Rheysa yang sedang berdiri di depan kaca besar di galeri Erika hanya dapat mengangguk. Sungguh, dirinya tak mampu berkata-kata. Meski sederhana dan dadakan, karya sahabat plus timnya ini memanglah cantik. Tidak kalah dengan model-model yang ada di katalog.

Satu kata. Sempurna. Rheysa sungguh jatuh cinta pada gaun yang akan dipakainya untuk menikahi Arsen nanti.

"Thank you so much, Rik..," ungkap Rheysa yang tiba-tiba saja terharu sampai ingin menangis. Wanita itu menghambur ke tubuh Erika dan memeluknya dengan erat. "Makasih udah buat nyata gaun impian gue."

Mendengarnya, Erika pun tersenyum lembut seraya memeluk balik Rheysa.

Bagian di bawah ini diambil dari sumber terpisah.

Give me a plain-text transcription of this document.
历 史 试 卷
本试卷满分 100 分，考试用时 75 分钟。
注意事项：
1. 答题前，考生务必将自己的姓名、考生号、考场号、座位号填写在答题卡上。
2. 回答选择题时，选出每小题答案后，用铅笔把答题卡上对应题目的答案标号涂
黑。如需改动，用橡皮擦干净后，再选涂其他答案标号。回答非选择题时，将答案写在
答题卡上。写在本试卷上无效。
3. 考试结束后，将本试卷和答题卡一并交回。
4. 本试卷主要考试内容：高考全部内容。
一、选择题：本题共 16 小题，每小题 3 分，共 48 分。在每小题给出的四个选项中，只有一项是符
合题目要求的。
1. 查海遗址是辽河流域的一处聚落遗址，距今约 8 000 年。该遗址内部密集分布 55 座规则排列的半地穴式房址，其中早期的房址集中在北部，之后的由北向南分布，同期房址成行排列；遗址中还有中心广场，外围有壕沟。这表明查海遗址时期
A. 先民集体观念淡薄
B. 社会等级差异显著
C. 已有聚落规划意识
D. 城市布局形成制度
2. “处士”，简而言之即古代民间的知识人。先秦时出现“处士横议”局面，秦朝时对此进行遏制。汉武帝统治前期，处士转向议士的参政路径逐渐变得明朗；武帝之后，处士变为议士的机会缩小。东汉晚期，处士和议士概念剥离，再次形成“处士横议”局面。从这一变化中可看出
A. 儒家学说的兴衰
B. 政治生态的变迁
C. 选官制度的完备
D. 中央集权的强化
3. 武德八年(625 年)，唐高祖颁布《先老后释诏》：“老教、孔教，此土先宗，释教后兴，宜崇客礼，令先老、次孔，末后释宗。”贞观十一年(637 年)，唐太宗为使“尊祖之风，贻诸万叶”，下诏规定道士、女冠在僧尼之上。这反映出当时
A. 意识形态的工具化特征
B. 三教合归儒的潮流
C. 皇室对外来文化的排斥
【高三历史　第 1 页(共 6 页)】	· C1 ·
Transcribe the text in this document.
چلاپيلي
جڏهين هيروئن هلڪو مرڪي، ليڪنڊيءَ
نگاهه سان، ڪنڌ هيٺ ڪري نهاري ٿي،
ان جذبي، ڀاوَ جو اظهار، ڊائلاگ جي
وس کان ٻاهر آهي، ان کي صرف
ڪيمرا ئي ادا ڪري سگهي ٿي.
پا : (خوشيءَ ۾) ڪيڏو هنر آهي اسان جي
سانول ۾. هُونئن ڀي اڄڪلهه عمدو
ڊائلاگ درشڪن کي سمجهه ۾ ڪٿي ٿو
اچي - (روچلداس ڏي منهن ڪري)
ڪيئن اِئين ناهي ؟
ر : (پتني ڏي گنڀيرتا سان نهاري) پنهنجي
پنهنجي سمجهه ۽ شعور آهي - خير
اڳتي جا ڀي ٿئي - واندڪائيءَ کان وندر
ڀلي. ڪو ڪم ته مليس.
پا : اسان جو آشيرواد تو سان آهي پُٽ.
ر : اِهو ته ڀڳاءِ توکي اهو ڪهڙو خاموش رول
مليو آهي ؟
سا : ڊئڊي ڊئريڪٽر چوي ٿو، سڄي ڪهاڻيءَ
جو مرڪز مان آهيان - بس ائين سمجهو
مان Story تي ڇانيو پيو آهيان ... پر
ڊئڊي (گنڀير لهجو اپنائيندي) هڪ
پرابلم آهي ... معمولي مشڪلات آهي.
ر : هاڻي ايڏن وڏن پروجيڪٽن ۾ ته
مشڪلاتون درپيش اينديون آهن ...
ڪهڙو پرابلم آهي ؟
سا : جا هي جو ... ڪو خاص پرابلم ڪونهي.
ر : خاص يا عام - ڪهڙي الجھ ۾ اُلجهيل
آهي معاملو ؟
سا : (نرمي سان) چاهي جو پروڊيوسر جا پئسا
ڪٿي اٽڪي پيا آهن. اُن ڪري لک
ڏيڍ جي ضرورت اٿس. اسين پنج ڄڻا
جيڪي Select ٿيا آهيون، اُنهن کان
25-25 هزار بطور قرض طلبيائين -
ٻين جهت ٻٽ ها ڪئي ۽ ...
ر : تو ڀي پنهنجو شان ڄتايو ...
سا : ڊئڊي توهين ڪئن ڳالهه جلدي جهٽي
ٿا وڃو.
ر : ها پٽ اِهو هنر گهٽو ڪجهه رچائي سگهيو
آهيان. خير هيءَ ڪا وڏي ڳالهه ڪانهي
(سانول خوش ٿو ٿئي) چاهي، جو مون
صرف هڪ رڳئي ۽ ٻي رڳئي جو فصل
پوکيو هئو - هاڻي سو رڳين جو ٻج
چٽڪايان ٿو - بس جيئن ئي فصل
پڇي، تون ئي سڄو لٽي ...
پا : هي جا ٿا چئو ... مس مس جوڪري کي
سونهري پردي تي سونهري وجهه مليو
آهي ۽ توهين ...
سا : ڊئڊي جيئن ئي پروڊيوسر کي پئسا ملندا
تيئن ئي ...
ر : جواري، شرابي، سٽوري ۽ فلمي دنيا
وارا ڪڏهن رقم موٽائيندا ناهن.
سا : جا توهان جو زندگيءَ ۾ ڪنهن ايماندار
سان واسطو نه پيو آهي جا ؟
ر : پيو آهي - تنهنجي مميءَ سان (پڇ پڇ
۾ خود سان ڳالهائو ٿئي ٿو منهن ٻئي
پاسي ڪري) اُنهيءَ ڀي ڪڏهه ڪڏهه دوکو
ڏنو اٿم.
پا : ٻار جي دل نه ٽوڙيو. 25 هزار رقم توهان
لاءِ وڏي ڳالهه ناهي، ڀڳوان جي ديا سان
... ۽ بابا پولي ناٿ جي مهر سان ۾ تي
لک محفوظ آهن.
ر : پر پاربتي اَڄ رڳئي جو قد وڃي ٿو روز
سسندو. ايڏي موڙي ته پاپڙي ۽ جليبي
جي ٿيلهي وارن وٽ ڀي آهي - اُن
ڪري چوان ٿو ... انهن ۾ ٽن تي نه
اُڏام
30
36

Inilah salah satu momen paling membahagiakan dalam profesi Erika sebagai desainer baju pengantin. Melihat para kliennya jatuh cinta dengan penampilan mereka untuk hari bahagia adalah hal yang menakjubkan. Apalagi jika sampai terharu dan menangis. Erika jadi ikutan terbawa suasana.

"You're welcome, Rhey," bisik Erika lembut. "Samawa, ya, lo. Bahagia terus sama si Arsen."

"Pasti, Rik. Pasti."

"Jangan lupa kenalin bocil lo suatu saat ke gue, ya? Dia harus tau kalau mamanya punya temen spek malaikat yang namanya Erika! Titik!"

Sejenak ruangan itu hening sebelum tawa renyah terdengar dari keduanya. Pelukan mereka pun terlepas. Setelahnya tidak banyak percakapan terjadi karena Erika sibuk membantu Rheysa yang hendak melepas gaun.

Sesuai rencana yang dibuat tempo hari, Erika dan Rheysa berencana untuk hang out di kafe setelah fitting. Banyak sekali yang ingin dibicarakan setelah lama berpisah dan hanya sesekali terhubung secara online. Menjadi dewasa memang tidak selamanya menyenangkan. Bahkan, kawan terdekat pun dapat berjarak karena harus mengurus kehidupan masing-masing hingga quality time berkurang.

Siang itu, kedua wanita sepakat untuk mengunjungi kafe yang dulu sering mereka pakai untuk nongkrong atau sekadar kerja kelompok zaman SMA. Ternyata memang awet sekali dan masih berdiri sampai sekarang. Lokasinya yang strategis membuat kafe tersebut hampir penuh oleh pengunjung berseragam putih abu-abu. Untung saja masih ada sisa kursi di dekat jendela ketika mereka masuk ke sana.

"Ya, ampun! Gue kangen banget sama matcha di sini," kata Rheysa saat melihat-lihat menu.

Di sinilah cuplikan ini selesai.